Il fenomeno non è però limitato soltanto ad alcune grosse banche. Negli ultimi anni investitori a livello mondiale hanno incrementato le loro posizioni nel capitale di grandi società svizzere, nelle quali solo il 39% del capitale si trova ancora in mani svizzere, mentre il 61% è in mano estera. Il 33% dei capitali esteri in Svizzera proviene dal Nordamerica, il 24% dall’Europa e il 4% dal resto del mondo.
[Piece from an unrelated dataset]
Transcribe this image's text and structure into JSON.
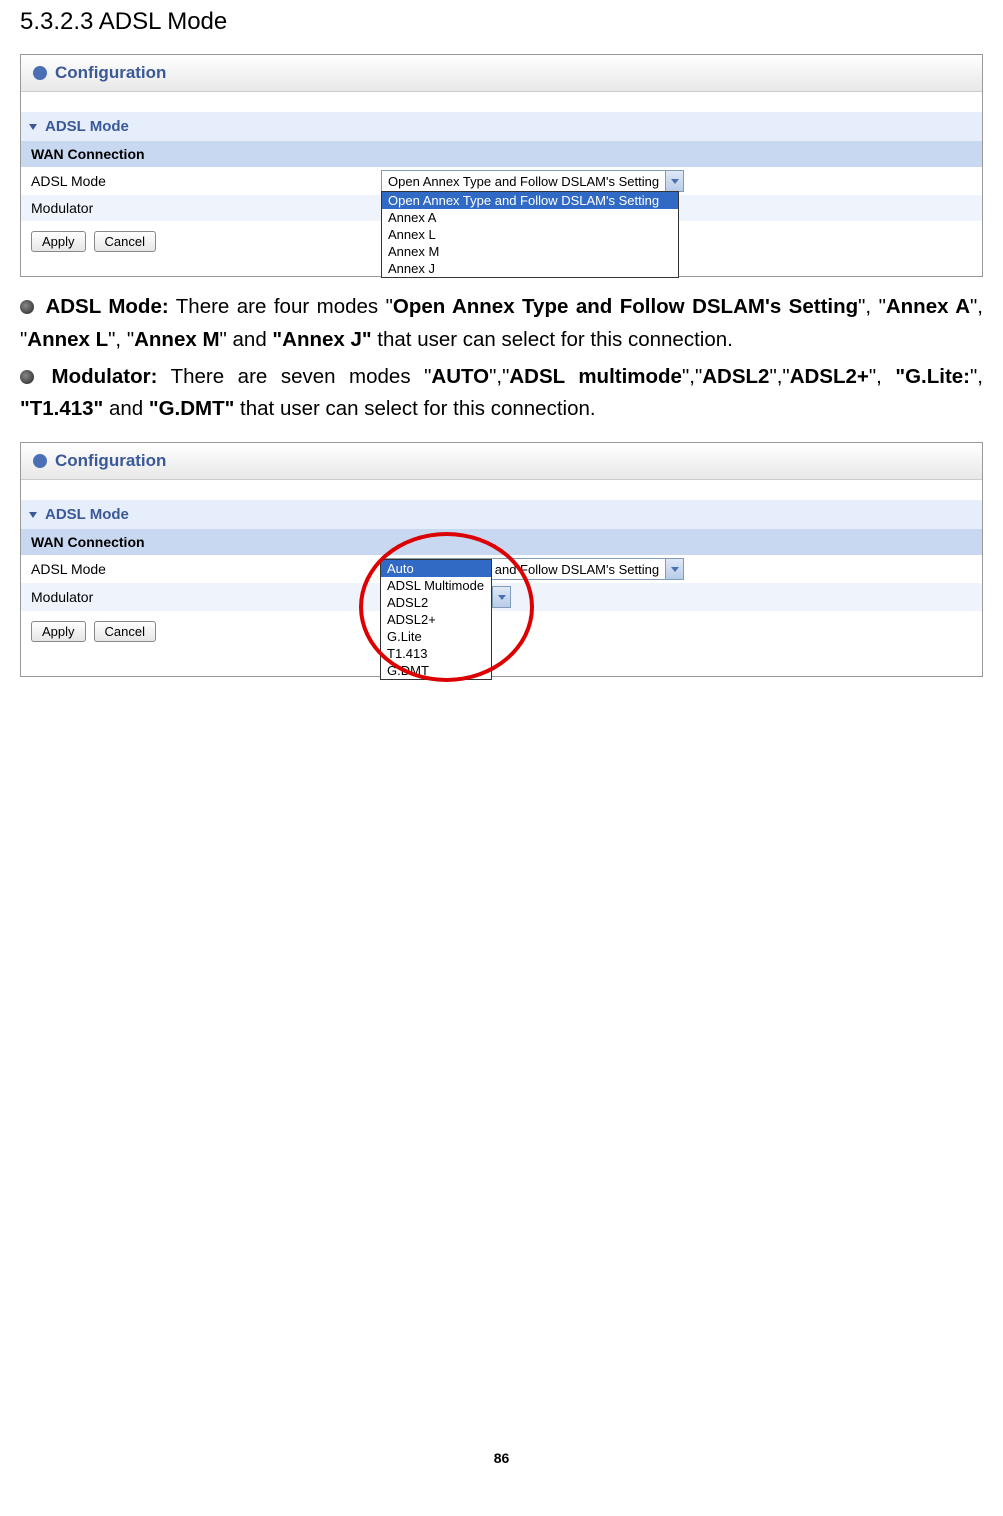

Questo forte interessamento degli investitori esteri in Svizzera non è solo testimone della globalizzazione della nostra economia, ma anche della sua attrattività. Di regola, si constata anche che più la società è grande, maggiori sono gli investimenti dall’estero. La proprietà estera dei capitali delle sole 10 maggiori ditte svizzere è di 300 miliardi di franchi. Il che significa che ogni anno anche importanti dividendi vengono versati ad azionisti esteri.

Secondo gli autori dello studio sarebbe però sbagliato parlare di «svendita» di aziende svizzere. Le partecipazioni estere sono spesso frutto di una lunga tradizione e, in genere, sono molto stabili. Inoltre, questi investimenti condividono il rischio aziendale, per cui l’intera economia ne approfitta. Un mercato dei capitali aperto, in questo senso, è anche un vantaggio concorrenziale. La fondazione Ethos, che cura anche l’aspetto etico di circa 220 casse pensioni svizzere, nutre però qualche perplessità, soprattutto per quanto concerne l’influsso americano sulla gestione delle grandi società. Sarebbe, infatti, questa la ragione del persistere di elevate rimunerazioni dei principali manager. Stipendi elevati sono male accettati dall’azionariato svizzero, mentre per gli investitori esteri contano maggiormente i processi formali di gestione.

L’opinione di Ethos sembra anche confermata dai fatti. Maggiore è l’interessamento di investitori internazionali al capitale delle società, maggiori sono le rimunerazioni dei dirigenti. Lo si deduce da uno studio delle università di Yale e di Barcellona del 2016. Lo studio constata che il management è in questi casi più preoccupato dei risultati a breve scadenza che di un rafforzamento delle strutture della società tramite opportuni investimenti. La stessa OCSE ha perfino ammonito che un aumento degli investitori istituzionali potrebbe provocare una riduzione della concorrenza.

Un grosso problema è costituito oggi dai fondi che gestiscono grossi pacchetti azionari. Veri e propri giganti finanziari sono nati negli USA. Tra questi, Blackrock gestisce a livello mondiale 6000 miliardi di dollari. Blackrock possiede anche in Svizzera pacchetti di maggioranza in Nestlé, Novartis, UBS e Zurigo–Assicurazioni. Attraverso questi fondi l’azionariato diventa sempre più anonimo, ma proprio questi fondi sono sempre più in grado di determinare le scelte delle società partecipate, direttamente e attraverso consigli di voto nelle assemblee.

L’iniziativa contro le retribuzioni abusive, approvata in Svizzera nel 2013, aveva anche lo scopo di impedire questi «vuoti di potere». Le casse pensioni sono per esempio obbligate a votare nell’interesse degli assicurati, ma solo per azioni possedute direttamente, non per quelle acquisite attraverso un fondo. Molte casse pensioni hanno delegato il voto ai consulenti dei grandi fondi, quasi tutti americani. A titolo di confronto: Ethos può contare in Svizzera soltanto sul 4 per cento dei voti nelle assemblee generali a cui partecipa. I due più grossi fondi americani contano invece in misura del 30 per cento. Una situazione che fa riflettere, se si pensa che gli americani contano in misura di oltre il 50 per cento nella Nestlé, di oltre il 35 per cento nella Novartis e anche nella Roche.